Top Challenges Facing Clients Who Own Businesses

When working with entrepreneurial clients, planner Seth Streeter, co-founder of Mission Wealth Management in Santa Barbara, Calif., finds that most struggle with two key challenges.

Many of these clients are handcuffed to their companies and stuck working in their businesses and not on them. This means they are putting out fires every day and micro-managing their firms, but not thinking about larger strategic issues.

In addition, many haven’t taken the time to think sufficiently about succession planning, which means the owner hasn’t thought about how to harvest the wealth he has built up in the business.

That’s where Streeter and others like him come in. A CFP, Streeter has developed a specialty in working with business-owner clients. One of Streeter’s clients came to him after building a well-known fashion and apparel firm.

“He had a great lifestyle,” Streeter says. “The business was thriving and he was a superstar -– and then he got cancer.” The illness provided a wake-up call that the entrepreneur heeded by seeking out financial planning. Streeter help him prioritize the most important tasks in dealing with this new challenge.

“I helped arrange a sale [of a portion of the company] to a key employee group,” Streeter says. “We ended up helping them restructure some of their debt in the company and arrange an employee buyout of a chunk of the equity to secure liquidity for the family to pay down their personal debts and to create an investment surplus.”

The complex planning process took two years. Sadly, when it was completed, the client’s illness had taken a turn for the worse, and he died soon after. Although crushed by the loss, the client’s family and business would have been much worse off had the late founder not devoted time to addressing those two challenges common to business owners.

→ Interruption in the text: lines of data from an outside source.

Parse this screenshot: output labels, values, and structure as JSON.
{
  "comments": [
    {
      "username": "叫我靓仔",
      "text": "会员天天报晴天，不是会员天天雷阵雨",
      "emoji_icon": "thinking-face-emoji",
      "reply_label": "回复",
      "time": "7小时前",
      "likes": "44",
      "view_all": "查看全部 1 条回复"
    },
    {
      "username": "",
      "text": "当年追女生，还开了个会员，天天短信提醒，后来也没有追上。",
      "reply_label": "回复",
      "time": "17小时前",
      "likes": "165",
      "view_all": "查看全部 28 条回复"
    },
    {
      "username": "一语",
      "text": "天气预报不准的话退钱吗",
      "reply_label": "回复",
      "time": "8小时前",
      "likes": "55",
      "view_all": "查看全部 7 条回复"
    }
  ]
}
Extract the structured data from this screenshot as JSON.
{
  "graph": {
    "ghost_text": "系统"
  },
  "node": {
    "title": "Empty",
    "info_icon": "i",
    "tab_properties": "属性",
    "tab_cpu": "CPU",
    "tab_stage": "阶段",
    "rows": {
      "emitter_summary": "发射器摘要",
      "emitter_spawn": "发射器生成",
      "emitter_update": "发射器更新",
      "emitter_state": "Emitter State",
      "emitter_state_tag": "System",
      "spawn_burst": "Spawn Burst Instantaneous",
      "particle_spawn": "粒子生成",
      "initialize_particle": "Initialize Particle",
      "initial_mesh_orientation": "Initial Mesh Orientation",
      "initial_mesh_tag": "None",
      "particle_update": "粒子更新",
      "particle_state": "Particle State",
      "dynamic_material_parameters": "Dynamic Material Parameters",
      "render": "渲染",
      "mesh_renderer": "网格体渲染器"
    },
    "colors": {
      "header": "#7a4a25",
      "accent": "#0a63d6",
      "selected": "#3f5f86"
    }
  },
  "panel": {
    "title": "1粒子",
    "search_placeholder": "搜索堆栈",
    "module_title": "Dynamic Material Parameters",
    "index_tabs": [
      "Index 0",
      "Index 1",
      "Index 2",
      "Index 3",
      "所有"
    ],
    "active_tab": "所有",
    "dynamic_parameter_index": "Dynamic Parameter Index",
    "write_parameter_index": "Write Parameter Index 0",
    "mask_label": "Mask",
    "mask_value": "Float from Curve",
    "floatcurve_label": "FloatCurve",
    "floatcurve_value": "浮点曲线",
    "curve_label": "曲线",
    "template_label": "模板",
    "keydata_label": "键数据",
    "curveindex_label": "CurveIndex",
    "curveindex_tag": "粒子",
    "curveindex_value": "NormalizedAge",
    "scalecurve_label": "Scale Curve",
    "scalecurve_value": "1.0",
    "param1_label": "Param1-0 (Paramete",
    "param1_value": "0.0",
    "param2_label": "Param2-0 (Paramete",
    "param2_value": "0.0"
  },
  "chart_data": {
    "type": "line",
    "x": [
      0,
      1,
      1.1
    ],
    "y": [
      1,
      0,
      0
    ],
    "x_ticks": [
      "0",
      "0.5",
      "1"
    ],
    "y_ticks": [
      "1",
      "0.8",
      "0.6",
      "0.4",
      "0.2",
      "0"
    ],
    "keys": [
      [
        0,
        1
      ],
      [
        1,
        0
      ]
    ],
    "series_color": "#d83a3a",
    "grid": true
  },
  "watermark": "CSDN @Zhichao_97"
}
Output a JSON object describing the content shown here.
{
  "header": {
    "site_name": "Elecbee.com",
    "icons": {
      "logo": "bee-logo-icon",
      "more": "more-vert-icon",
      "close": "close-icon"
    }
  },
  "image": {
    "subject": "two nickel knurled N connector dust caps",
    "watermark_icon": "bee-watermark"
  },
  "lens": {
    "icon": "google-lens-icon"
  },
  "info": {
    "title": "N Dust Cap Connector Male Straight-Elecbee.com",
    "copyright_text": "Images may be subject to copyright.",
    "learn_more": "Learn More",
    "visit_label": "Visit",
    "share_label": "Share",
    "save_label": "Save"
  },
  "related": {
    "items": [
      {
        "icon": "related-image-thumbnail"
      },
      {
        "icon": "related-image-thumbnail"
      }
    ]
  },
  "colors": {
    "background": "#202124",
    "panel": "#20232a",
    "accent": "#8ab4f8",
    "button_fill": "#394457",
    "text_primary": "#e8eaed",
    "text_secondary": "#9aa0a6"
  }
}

The newly empowered employee group ran the company well through his final months and continues to do so today. Streeter also arranged to restructure the debt on the company’s headquarters, which the founder owned. “This provided nice income for his [widow],” the planner says. “We were also able to set aside liquidity so that he could fund some goals he had for his children, including paying for his daughter’s marriage.”

A dividend for Streeter’s firm is that the business owner’s wife has continued as a customer. “The fact that we knew her husband and that he trusted us goes a long way with her,” Streeter says.